Here is a way to do the same thing in SQL Server 2000 and before:


January 14, 2007 8:26 AM

Jim 2.0 said:

I have over the last couple of days been working with Jamie Thomson on a sql query to return a daily

January 15, 2007 4:59 PM

jamie.thomson said:


I knew someone would take that up :)



January 15, 2007 6:19 PM

Andrey Makarov said:

Are you using it as a source for time dimension, are you? =)

January 22, 2007 9:45 AM

Carina Jones said:

I had'nt looked in to CTEs before I found your post. This is excellent!! Thanks.  (I needed to create a calendar for my time dimension. The values, names of days etc need to be in Swedish date format, which ruled out using the Server based calendar. This really simplifies life for me.)

January 26, 2007 1:17 PM

Rob Bertora said:

And for those poor suckers that don't have sql2005:

You can use a temporary memory table in sql2000:

DECLARE @myTable     TABLE (

                    TheDate datetime


declare @StartDate datetime

declare @Days int

declare @CurrentDay int

set @StartDate = '1/1/2006'

set @Days = 10

set @CurrentDay = 0

while @CurrentDay < @Days


insert @myTable (TheDate) values (dateadd(dd, @CurrentDay, @StartDate))
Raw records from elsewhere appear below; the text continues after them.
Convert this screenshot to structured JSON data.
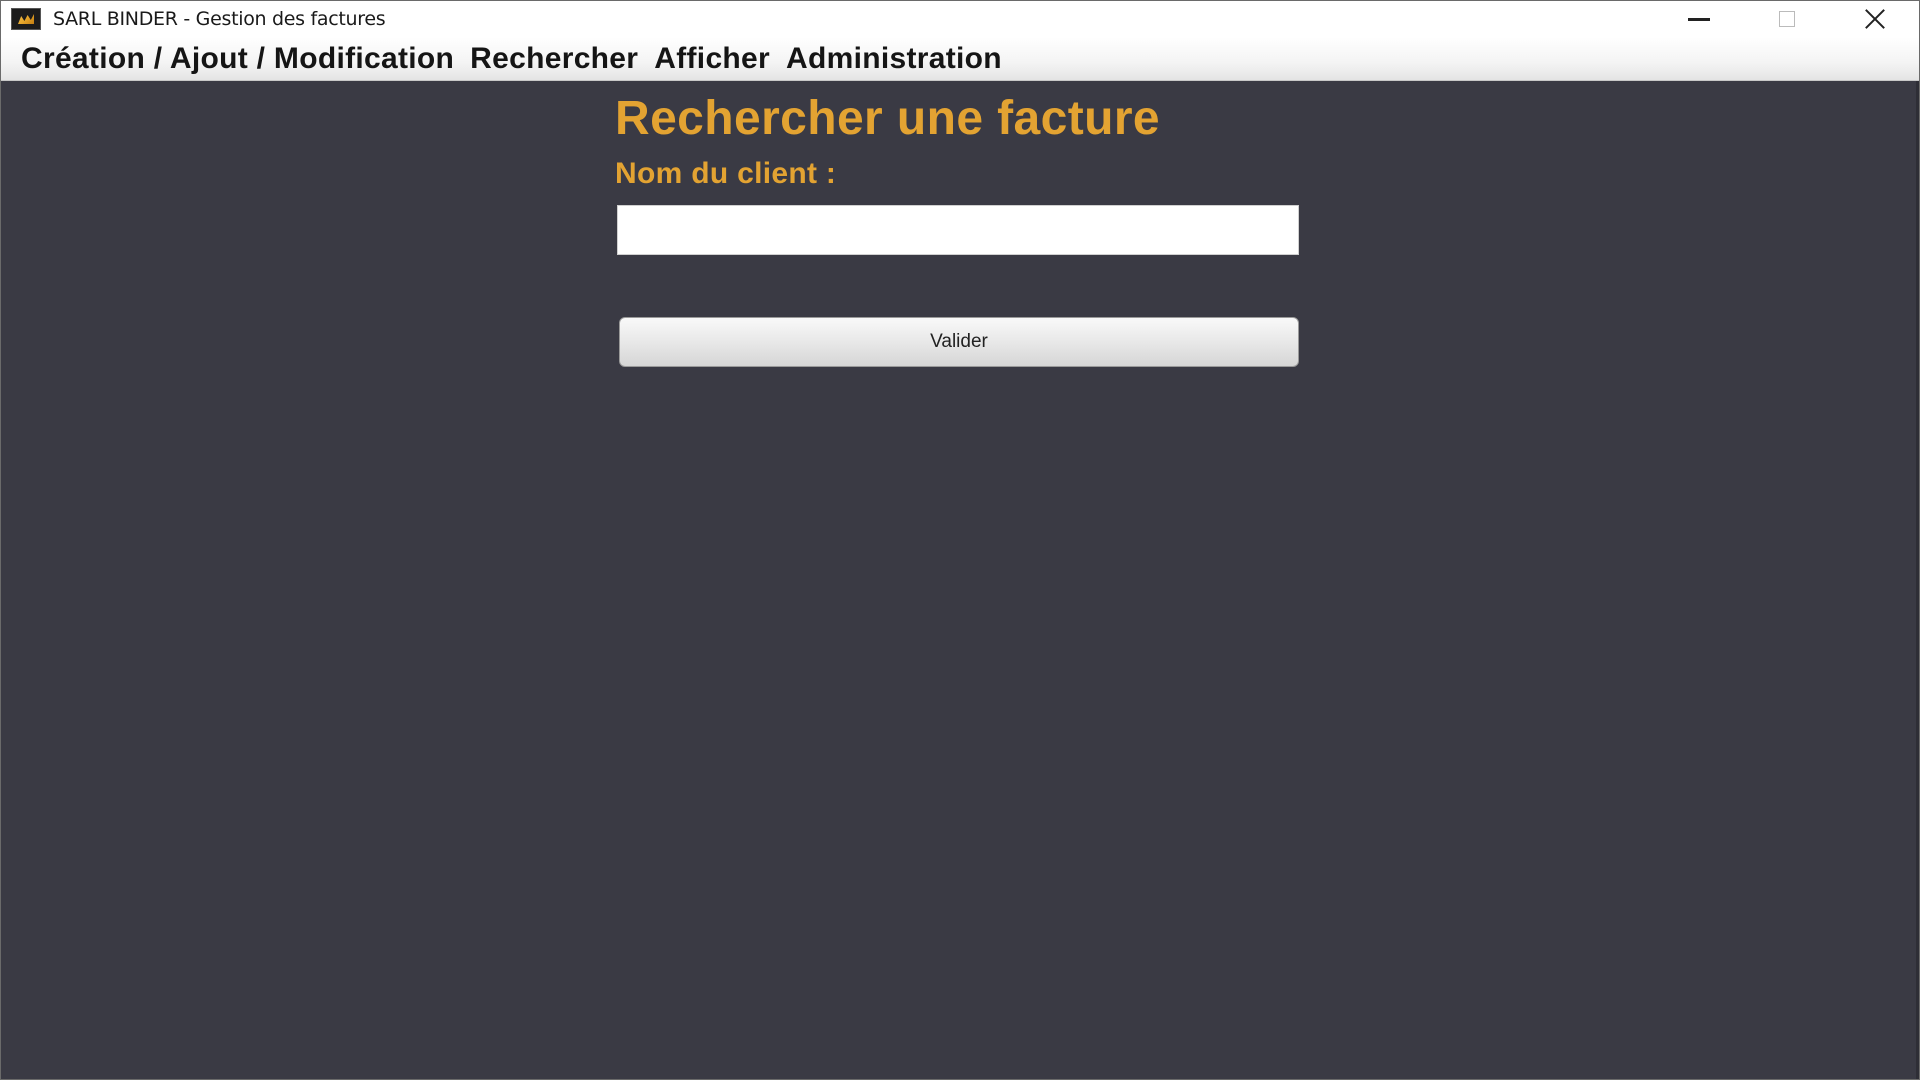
{
  "window": {
    "title": "SARL BINDER - Gestion des factures",
    "controls": [
      "minimize-icon",
      "maximize-icon",
      "close-icon"
    ]
  },
  "menubar": {
    "items": [
      {
        "label": "Création / Ajout / Modification"
      },
      {
        "label": "Rechercher"
      },
      {
        "label": "Afficher"
      },
      {
        "label": "Administration"
      }
    ]
  },
  "form": {
    "title": "Rechercher une facture",
    "client_label": "Nom du client :",
    "client_value": "",
    "submit_label": "Valider"
  },
  "colors": {
    "accent": "#e3a332",
    "background": "#3a3a44",
    "menubar": "#f4f4f4"
  }
}
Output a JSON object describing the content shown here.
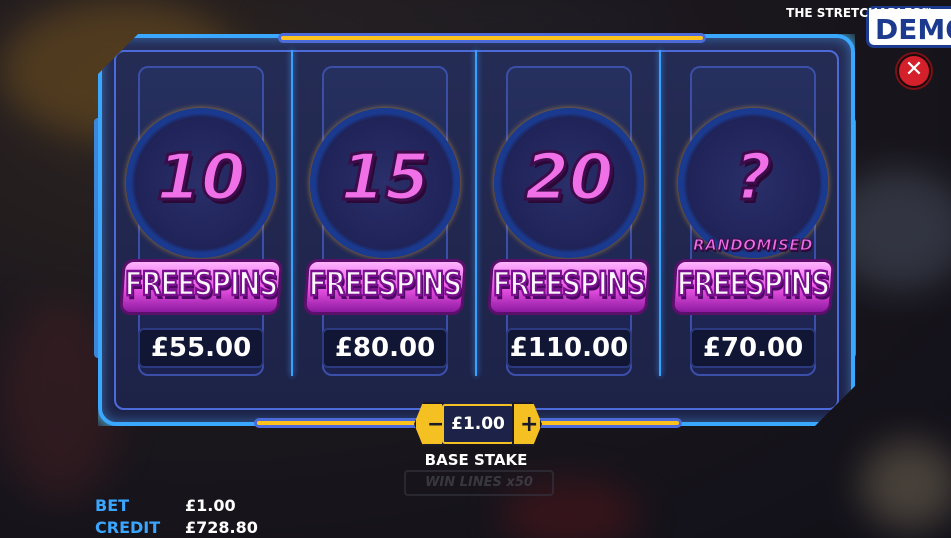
{
  "header": {
    "game_title": "THE STRETCHABLES™",
    "demo_label": "DEMO"
  },
  "close_icon": "close-icon",
  "options": [
    {
      "spins": "10",
      "label": "FREESPINS",
      "price": "£55.00",
      "randomised": ""
    },
    {
      "spins": "15",
      "label": "FREESPINS",
      "price": "£80.00",
      "randomised": ""
    },
    {
      "spins": "20",
      "label": "FREESPINS",
      "price": "£110.00",
      "randomised": ""
    },
    {
      "spins": "?",
      "label": "FREESPINS",
      "price": "£70.00",
      "randomised": "RANDOMISED"
    }
  ],
  "stake": {
    "value": "£1.00",
    "label": "BASE STAKE",
    "decrease_icon": "minus-icon",
    "increase_icon": "plus-icon"
  },
  "footer": {
    "bet_label": "BET",
    "bet_value": "£1.00",
    "credit_label": "CREDIT",
    "credit_value": "£728.80"
  },
  "background": {
    "win_lines": "WIN LINES x50"
  },
  "colors": {
    "panel_glow": "#3aa8ff",
    "accent_yellow": "#f4c022",
    "pink": "#f070e8",
    "close_red": "#d3202b"
  }
}
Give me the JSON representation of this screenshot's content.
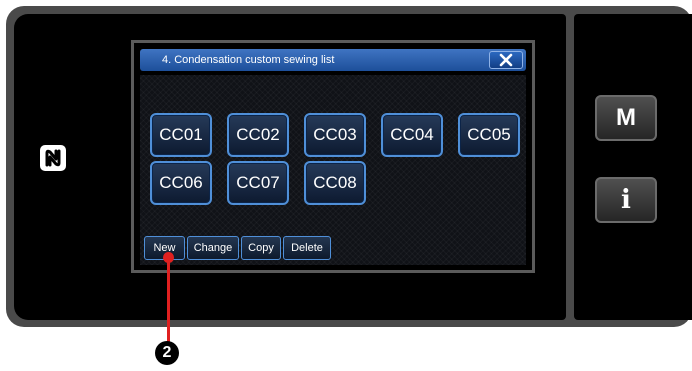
{
  "dialog": {
    "title": "4.   Condensation custom sewing list",
    "close_icon": "close-x-icon"
  },
  "patterns": [
    "CC01",
    "CC02",
    "CC03",
    "CC04",
    "CC05",
    "CC06",
    "CC07",
    "CC08"
  ],
  "actions": {
    "new_label": "New",
    "change_label": "Change",
    "copy_label": "Copy",
    "delete_label": "Delete"
  },
  "side": {
    "mode_label": "M",
    "info_label": "i",
    "nfc_icon": "nfc-icon"
  },
  "callout": {
    "number": "2"
  }
}
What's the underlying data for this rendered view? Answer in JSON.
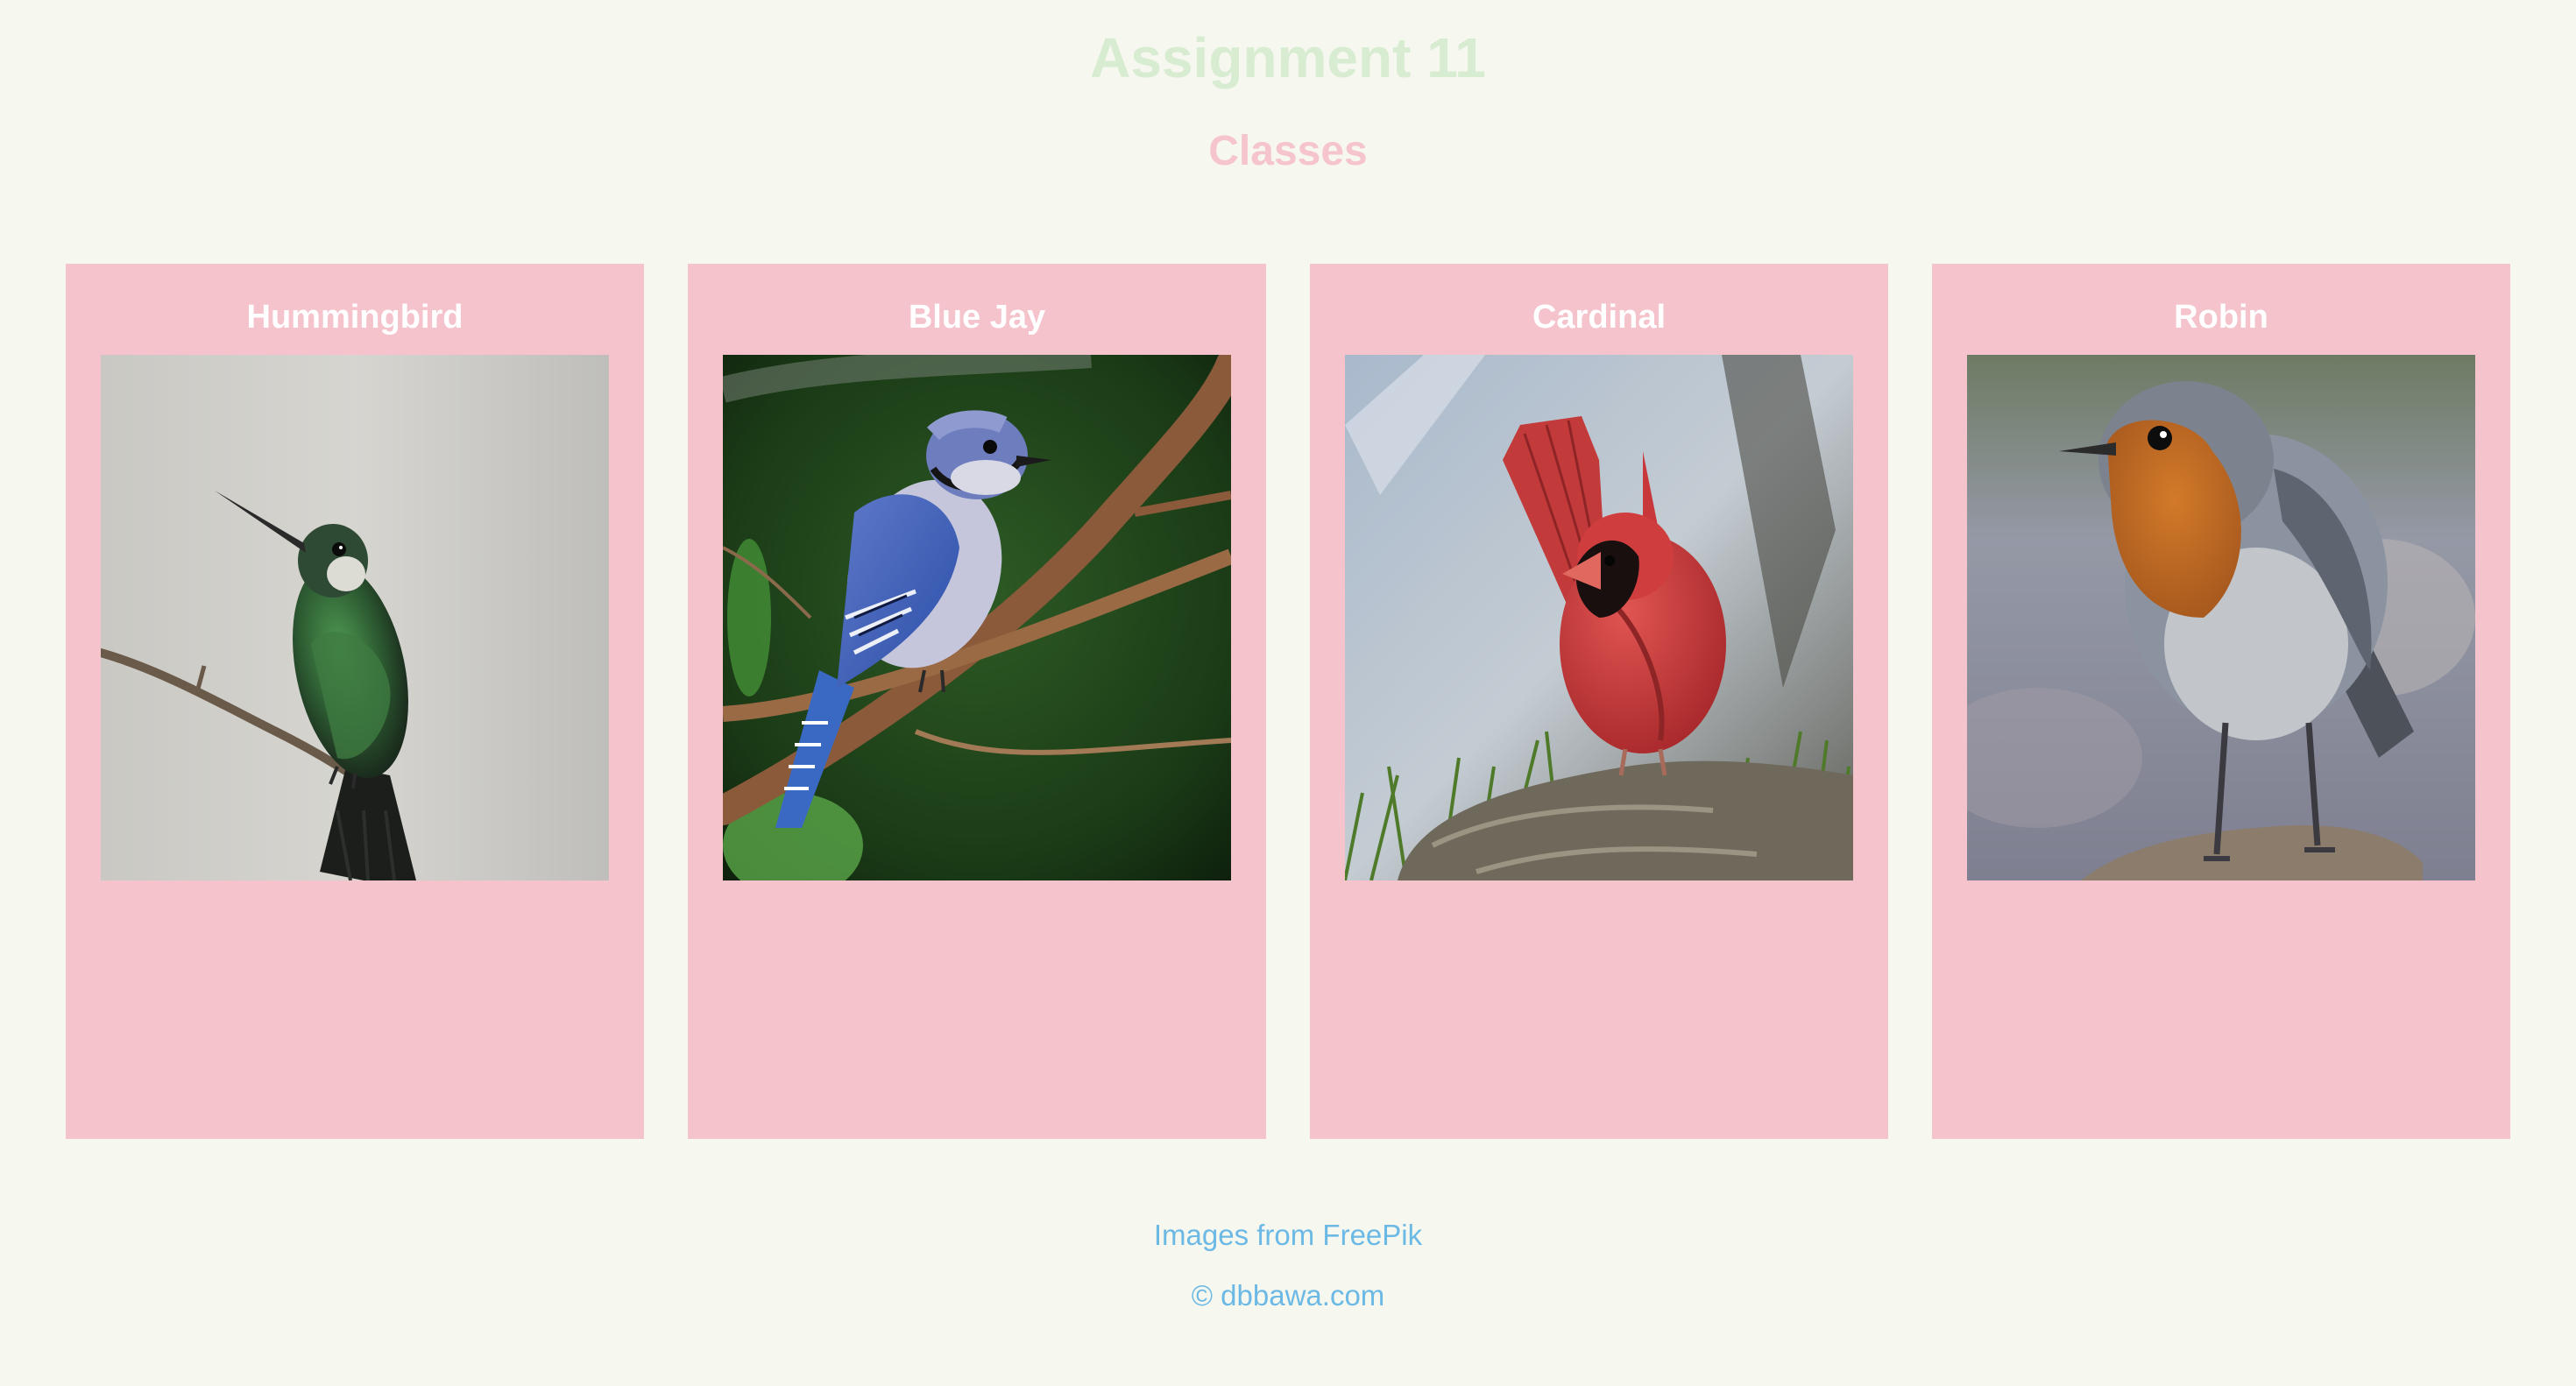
{
  "header": {
    "title": "Assignment 11",
    "subtitle": "Classes"
  },
  "cards": [
    {
      "name": "Hummingbird",
      "image": "hummingbird-photo"
    },
    {
      "name": "Blue Jay",
      "image": "blue-jay-photo"
    },
    {
      "name": "Cardinal",
      "image": "cardinal-photo"
    },
    {
      "name": "Robin",
      "image": "robin-photo"
    }
  ],
  "footer": {
    "credit": "Images from FreePik",
    "copyright": "© dbbawa.com"
  },
  "colors": {
    "background": "#f6f7ef",
    "title": "#d7ecd0",
    "subtitle": "#f5c4cd",
    "card": "#f4c3cc",
    "card_title": "#ffffff",
    "footer_text": "#6bb9e4"
  }
}
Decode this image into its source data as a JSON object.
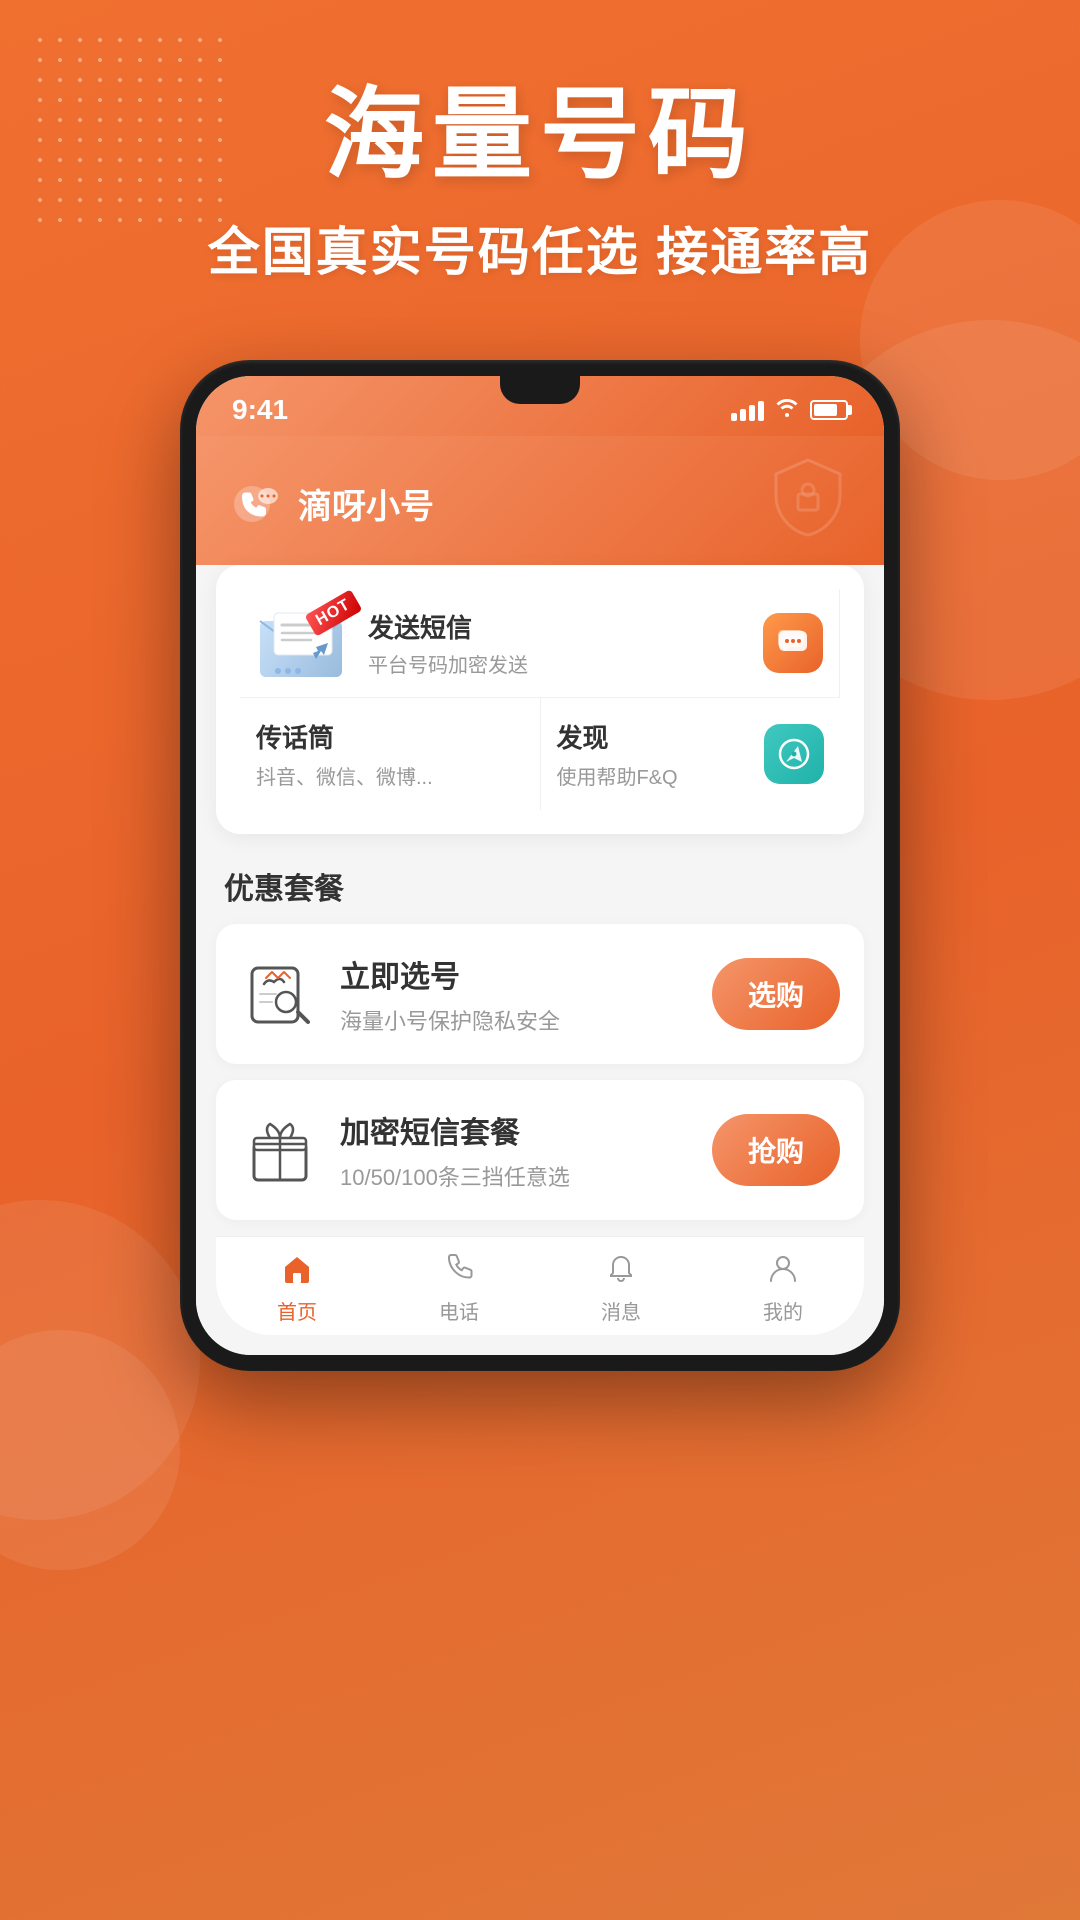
{
  "page": {
    "background_gradient": [
      "#f07030",
      "#e8622a",
      "#e07838"
    ]
  },
  "header": {
    "main_title": "海量号码",
    "sub_title": "全国真实号码任选 接通率高"
  },
  "phone_mockup": {
    "status_bar": {
      "time": "9:41"
    },
    "app_name": "滴呀小号",
    "features": {
      "sms": {
        "hot_badge": "HOT",
        "title": "发送短信",
        "desc": "平台号码加密发送"
      },
      "chuanhuatong": {
        "title": "传话筒",
        "desc": "抖音、微信、微博..."
      },
      "discover": {
        "title": "发现",
        "desc": "使用帮助F&Q"
      }
    },
    "section_title": "优惠套餐",
    "packages": [
      {
        "name": "立即选号",
        "desc": "海量小号保护隐私安全",
        "btn_label": "选购"
      },
      {
        "name": "加密短信套餐",
        "desc": "10/50/100条三挡任意选",
        "btn_label": "抢购"
      }
    ],
    "bottom_nav": [
      {
        "label": "首页",
        "active": true
      },
      {
        "label": "电话",
        "active": false
      },
      {
        "label": "消息",
        "active": false
      },
      {
        "label": "我的",
        "active": false
      }
    ]
  }
}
set @CurrentDay = @CurrentDay + 1


select * from @myTable

April 3, 2007 12:27 PM

Jim 2.0 said:

After experimentation with various datepart and datename methods following my most recent blog post ,

April 24, 2007 3:59 PM

jaya said:

How to generate Date in SQL

June 27, 2007 5:27 PM

Slade Hornick said:

Awesome! work.  I used this today to create a table of our "working days" that doesn't inlcude weekends and various holidays.

September 22, 2007 9:21 PM

Pete said:

I love you thanks for this!

October 19, 2007 7:26 PM

Rajan said:

Great... Thank you for sharing...

October 29, 2007 3:55 PM

Stinger said:

It's really great!

But dose someone use this dates list for source of Time Dimension is Analysis Services?

November 15, 2007 1:26 PM

chris said:

thanks rob

November 29, 2007 7:43 PM

leon said:

Nice one, thanks. I was struggling to try and figure this out myself.

December 13, 2007 2:32 PM

Nitin Badole said:

Many thanks for posting this entry. I was looking exactly for this.

February 22, 2008 9:54 AM

Rahul Chawhan said:

I need to create a Time Dimension Table with the following details.

The FullDateAlternateKey has to generated with date from 1998-01-01 to 2008-31-12. Kindly help me with this. Thanks in advance

Column Name DataType Length Nullable

FullDateAlternateKey datetime

DayNumberOfWeek tinyint Y

EnglishDayNameOfWeek nvarchar 10 Y

DayNumberOfMonth tinyint Y

DayNumberOfYear smallint Y

WeekNumberOfYear tinyint Y

EnglishMonthName nvarchar 10 Y

MonthNumberOfYear tinyint Y

CalenderQuarter tinyint Y

CalenderYear char 4 Y

CalenderSemester tinyint Y

FiscalQuarter tinyint Y

FiscalYear char 4 Y

FiscalSemester tinyint Y

April 3, 2008 12:00 PM

jamie.thomson said:


There's plenty of information in this blog entry to get you started with this. Additionally you should check out the DATEPART function, and other T-SQL functions that operate on dates.